The use of new two-dimensional systems to detect and capture organic molecules remains a vital research area. In this work, we have investigated, by first-principles calculations, the feasibility of using a hydrogenated siligene (HSiGeH) monolayer to detect and capture small gas molecules through a self-propagating reaction mechanism. We have studied the adsorption of formaldehyde (CH2O), acetylene (C2H2), and ethylene (C2H4) on an HSiGeH monolayer with an H-vacancy (including two situations: an H-vacancy on a Si or a Ge atom).

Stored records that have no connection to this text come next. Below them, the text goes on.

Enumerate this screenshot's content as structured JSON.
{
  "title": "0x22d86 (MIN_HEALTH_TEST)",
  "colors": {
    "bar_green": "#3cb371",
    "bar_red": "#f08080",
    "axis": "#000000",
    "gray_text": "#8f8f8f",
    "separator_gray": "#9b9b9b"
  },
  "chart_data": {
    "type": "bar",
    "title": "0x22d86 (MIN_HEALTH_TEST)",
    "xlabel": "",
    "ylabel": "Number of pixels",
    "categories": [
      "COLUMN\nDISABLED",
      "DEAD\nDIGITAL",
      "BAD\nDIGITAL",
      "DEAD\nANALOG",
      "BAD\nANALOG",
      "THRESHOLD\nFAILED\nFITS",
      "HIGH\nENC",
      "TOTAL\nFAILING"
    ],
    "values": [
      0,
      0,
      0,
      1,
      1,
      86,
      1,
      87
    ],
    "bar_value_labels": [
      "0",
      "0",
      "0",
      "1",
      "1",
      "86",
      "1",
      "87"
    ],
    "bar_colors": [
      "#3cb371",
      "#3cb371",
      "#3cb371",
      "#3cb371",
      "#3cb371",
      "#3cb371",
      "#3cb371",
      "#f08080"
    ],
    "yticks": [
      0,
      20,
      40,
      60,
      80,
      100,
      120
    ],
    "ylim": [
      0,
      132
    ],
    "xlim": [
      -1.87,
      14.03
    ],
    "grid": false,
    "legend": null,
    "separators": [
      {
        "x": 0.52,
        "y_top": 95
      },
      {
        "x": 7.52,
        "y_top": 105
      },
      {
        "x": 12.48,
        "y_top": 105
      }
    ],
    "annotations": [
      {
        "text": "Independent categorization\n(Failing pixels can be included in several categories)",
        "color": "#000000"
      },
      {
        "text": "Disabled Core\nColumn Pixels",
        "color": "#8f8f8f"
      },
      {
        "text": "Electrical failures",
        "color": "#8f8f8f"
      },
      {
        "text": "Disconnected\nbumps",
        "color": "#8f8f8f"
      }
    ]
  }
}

In each case, the molecule chemisorbs at the H-vacancy, increasing the C–O or C–C bond lengths, indicating that double and triple bonds of the molecule are partially broken, resulting in unpaired electrons in one C atom of each molecule. We have found that the hydrogenated chemisorbed molecule -with a new H-vacancy formed on the surface- is the most energetically favorable configuration for each reaction. The viability of the reactions was analyzed by describing the minimum energy path (MEP) computed by the climbing image nudged elastic band method (CI-NEB). Our results show that the self-propagating reaction is viable except for one case, where the C2H4 chemisorbs on the monolayer with the H-vacancy on Ge. These results point toward the application of the HSiGeH monolayer as a possible system for novel gas-removal systems.